What is Cartilage and How is it Damaged? 

Cartilage (hyaline cartilage or articular cartilage) is a 3-5 mm thin tissue that covers the bony surfaces inside our joints. It provides a very low  friction articulation that ideally lasts a life-time.

Cartilage can be damaged acutely through accidents, such as during an ACL tear or patellar (knee-cap) dislocation. Cartilage can also break down slowly  over time, eventually leading to osteoarthritis (wear-and-tear, rather than inflammatory arthritis).

Often, cartilage damage starts as a small "pothole," which then enlarges over time. Eventually, most or all cartilage is worn away, resulting in  “bone-on-bone” arthritis. Ideally, cartilage damage is discovered in the early stages, when it can be treated with cartilage repair for younger  and more active patients. More advanced damage, especially that in older and more sedentary patients, is generally treated with joint replacement.
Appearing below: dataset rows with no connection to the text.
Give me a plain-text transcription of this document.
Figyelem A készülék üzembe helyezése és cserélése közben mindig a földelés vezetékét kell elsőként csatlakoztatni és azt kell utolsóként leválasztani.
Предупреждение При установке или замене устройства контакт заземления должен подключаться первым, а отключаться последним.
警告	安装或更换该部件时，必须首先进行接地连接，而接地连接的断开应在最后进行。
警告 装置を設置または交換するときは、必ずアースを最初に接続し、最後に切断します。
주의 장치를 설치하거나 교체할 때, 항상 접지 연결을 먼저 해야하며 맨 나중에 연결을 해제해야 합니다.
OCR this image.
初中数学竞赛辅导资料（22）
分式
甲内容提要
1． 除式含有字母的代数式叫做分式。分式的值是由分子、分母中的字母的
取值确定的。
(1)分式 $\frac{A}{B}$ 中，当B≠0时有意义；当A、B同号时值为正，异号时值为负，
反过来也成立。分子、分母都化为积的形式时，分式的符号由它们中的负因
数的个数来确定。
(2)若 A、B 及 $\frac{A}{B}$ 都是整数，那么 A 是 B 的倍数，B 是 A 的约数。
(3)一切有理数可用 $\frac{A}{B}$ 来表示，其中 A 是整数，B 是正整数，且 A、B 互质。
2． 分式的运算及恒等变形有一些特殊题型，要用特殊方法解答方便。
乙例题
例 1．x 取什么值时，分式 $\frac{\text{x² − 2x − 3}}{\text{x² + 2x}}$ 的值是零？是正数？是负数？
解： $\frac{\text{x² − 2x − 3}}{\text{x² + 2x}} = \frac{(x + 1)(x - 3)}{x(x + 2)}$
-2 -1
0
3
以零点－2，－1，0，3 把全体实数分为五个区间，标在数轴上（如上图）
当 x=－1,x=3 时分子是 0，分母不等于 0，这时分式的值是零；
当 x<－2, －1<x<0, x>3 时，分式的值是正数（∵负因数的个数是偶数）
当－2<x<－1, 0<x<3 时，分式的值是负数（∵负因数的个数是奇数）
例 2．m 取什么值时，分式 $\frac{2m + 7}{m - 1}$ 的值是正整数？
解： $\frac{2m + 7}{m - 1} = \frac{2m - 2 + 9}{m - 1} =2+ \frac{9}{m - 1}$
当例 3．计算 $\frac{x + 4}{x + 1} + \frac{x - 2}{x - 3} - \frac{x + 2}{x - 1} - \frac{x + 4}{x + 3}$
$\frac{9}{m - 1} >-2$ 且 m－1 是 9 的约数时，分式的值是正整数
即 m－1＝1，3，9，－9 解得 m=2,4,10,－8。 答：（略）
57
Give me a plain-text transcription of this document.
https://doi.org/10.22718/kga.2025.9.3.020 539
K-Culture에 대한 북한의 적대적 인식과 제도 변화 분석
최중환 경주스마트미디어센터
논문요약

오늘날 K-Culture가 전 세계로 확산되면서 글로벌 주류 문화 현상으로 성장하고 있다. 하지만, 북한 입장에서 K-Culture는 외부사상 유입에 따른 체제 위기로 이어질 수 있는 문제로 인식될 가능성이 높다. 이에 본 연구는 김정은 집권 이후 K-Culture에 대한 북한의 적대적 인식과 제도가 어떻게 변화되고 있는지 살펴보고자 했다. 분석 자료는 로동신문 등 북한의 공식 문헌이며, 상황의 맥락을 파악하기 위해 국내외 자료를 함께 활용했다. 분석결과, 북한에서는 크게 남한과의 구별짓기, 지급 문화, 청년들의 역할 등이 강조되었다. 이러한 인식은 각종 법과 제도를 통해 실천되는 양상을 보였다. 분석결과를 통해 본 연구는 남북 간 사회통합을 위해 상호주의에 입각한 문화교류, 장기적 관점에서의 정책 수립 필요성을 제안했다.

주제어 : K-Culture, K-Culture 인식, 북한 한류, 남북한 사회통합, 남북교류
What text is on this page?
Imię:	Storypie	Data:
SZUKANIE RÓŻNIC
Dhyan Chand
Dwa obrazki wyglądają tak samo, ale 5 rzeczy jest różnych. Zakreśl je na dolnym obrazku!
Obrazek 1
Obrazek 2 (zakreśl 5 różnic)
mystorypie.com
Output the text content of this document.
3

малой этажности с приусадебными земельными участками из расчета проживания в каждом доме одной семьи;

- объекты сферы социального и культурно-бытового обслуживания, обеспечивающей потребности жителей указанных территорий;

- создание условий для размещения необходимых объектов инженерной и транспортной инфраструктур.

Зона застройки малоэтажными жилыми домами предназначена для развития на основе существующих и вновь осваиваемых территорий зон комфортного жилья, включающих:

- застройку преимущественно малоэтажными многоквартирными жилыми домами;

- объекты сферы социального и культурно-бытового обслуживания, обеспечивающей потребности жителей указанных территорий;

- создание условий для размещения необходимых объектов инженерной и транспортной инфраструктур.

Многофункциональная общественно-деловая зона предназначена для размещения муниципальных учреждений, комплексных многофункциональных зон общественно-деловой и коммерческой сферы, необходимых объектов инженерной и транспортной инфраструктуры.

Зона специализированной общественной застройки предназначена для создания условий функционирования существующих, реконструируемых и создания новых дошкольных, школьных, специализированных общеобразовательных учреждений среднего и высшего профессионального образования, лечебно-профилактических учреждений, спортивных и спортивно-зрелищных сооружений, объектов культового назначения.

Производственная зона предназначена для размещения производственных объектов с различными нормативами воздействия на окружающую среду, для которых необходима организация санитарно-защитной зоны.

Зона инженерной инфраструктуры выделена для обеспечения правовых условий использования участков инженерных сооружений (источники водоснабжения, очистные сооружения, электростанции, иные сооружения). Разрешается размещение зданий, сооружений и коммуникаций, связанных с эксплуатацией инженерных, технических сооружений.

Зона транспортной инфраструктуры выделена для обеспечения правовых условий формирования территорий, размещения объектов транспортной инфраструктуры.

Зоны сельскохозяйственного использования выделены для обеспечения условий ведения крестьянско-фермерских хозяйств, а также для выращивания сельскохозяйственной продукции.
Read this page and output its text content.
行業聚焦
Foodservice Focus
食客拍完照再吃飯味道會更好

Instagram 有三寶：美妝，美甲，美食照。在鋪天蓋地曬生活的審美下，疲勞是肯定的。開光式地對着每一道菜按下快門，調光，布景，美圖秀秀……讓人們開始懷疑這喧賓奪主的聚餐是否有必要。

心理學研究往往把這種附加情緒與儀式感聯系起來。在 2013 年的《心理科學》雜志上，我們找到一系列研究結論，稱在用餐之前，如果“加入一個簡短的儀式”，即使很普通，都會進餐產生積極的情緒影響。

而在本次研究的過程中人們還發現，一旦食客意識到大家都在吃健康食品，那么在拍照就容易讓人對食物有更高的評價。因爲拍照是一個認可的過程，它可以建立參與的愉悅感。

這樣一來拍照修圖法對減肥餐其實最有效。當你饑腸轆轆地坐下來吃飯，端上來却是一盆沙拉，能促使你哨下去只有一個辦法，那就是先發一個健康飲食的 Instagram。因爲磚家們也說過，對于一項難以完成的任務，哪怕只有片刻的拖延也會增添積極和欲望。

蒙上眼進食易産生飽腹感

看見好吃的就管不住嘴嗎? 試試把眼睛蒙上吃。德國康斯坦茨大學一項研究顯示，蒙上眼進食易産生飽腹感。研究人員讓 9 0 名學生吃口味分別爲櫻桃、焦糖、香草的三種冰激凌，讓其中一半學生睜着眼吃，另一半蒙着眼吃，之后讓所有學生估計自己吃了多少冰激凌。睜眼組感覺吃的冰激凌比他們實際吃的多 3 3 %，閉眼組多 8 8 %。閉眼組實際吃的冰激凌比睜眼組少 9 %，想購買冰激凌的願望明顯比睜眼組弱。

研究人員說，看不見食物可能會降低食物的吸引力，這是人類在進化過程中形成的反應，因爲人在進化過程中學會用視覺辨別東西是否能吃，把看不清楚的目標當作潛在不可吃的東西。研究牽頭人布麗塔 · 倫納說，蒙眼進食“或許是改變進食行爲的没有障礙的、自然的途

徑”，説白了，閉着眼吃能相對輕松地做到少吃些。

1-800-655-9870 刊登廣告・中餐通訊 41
What is Cartilage Repair? 

Cartilage repair is a general term encompassing a number of different surgical procedures designed to heal cartilage damage by filling the cartilage  defect with repair tissue or new cartilage. This includes techniques such as microfracture, osteochondral autograft transfer (also known as OATS or  Mosaicplasty), osteochondral allograft transplantation and autologous chondrocyte implantation (ACI / Carticel). The choice of procedure depends on  the size and location of the defect.

Who is a Candidate for Cartilage Repair? 

The ideal candidate will have focal cartilage damage, i.e. the “pothole” stage. Once widespread or bone-on-bone arthritis has developed, cartilage  repair is not an option anymore. Also, because cartilage repair surgery typically has a long recovery time before the patient can return to  unrestricted activities, such as running or basketball, it is mainly performed in younger, active patients where joint replacement is not an  option. Although there are no strict rules regarding patient age, the average patient treated with cartilage repair surgery is between 16 and  45 years of age.

What is the Typical Recovery After Cartilage Repair Surgery? 

Every cartilage surgery is different. Some surgeries may be performed as outpatient (same day) surgery, while others may require 1-3 days in the  hospital. Crutches may be required for up to 2 months after surgery. Typically, patients can begin riding a stationary bike at 4-6 weeks, swimming  and elliptical trainer at 8-12 weeks, and light jogging at 1 year. Unrestricted activities such as basketball, squash or longer-distance running is  permitted after 18 months.

Why Does Recovery Take so Long?

Simply, cartilage heals very slowly. Early activity can harm or destroy the repaired tissue.